Initiatives that boost opportunities, such as increasing awareness of housing assistance and subsidies for affordable housing developments, the report suggests, are key to achieving more equitable, positive outcomes across the board.
An advisory group of representatives from statewide organizations and local and regional governments helped shape the assessment and propose five statewide priorities: promote equity in housing; create a balanced housing supply; increase access to opportunity; support economic growth; and create content-specific approaches to meet housing needs. The report includes a toolkit with nearly 70 housing-related actions for local and state decision-makers and their partners to meet housing needs over time.
About the National Center for Smart Growth
The National Center for Smart Growth is a non-partisan center for research and education on smart growth, sustainability and related land use issues—national and international. Located at the University of Maryland, College Park, the NCSG conducts research in five general areas: community development, international planning and urban management, land use, smart cities and transportation. It has an established track record in community development, anti-displacement strategies, technical assistance and stakeholder engagement and it houses the UMD-Morgan State Economic Development Administration University Center. In 2013, NCSG launched the Purple Line Corridor Coalition, a regional network of more than 40 organizations collaborating to forge equitable, sustainable strategies and policies for residents and small businesses along the 16-mile light rail corridor.

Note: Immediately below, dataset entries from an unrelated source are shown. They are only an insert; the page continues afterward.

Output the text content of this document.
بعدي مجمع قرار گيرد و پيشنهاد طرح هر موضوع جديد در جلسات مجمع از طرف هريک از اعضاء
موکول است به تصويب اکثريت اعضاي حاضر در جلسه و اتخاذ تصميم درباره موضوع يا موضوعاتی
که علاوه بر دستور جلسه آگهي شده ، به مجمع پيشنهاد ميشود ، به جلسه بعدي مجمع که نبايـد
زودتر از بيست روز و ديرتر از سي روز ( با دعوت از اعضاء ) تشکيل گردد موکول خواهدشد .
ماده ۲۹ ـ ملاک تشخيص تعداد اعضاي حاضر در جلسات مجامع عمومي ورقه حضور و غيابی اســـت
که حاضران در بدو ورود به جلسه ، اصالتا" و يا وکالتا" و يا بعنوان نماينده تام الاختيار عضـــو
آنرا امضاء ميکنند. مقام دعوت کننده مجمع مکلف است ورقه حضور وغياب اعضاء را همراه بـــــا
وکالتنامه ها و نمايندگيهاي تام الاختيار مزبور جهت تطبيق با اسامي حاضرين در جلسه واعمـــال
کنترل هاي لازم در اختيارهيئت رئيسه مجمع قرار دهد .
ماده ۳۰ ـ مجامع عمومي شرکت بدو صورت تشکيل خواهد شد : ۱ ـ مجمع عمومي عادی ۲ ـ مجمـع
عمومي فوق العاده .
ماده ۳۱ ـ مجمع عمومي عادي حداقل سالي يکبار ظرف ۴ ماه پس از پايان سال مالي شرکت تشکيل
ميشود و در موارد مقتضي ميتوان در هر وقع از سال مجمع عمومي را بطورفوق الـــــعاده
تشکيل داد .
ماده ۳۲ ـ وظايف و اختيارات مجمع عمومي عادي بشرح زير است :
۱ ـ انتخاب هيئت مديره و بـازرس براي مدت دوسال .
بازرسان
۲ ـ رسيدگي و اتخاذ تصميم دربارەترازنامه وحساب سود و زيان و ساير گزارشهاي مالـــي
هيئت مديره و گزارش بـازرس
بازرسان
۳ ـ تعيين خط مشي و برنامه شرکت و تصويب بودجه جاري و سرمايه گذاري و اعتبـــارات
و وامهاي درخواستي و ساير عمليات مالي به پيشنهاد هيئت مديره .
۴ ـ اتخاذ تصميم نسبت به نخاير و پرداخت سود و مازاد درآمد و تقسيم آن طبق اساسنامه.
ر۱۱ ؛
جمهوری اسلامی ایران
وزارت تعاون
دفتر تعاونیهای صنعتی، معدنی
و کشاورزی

Enterprise is a national nonprofit on a mission to make home and community places of pride, power and belonging for all. To make that possible, they operate the only organization designed to address America’s affordable housing crisis from every angle, as they develop and deploy programs and support community organizations on the ground; advocate for policy on a nonpartisan basis at every level of government; invest capital to build and preserve rental homes people can afford; and own, operate and provide resident services for affordable communities. All so that people not only make rent, they build futures. With this end-to-end approach, 40 years of experience and thousands of local partners, Enterprise has built and preserved 662,000 affordable homes, invested $53 billion in communities and changed millions of lives.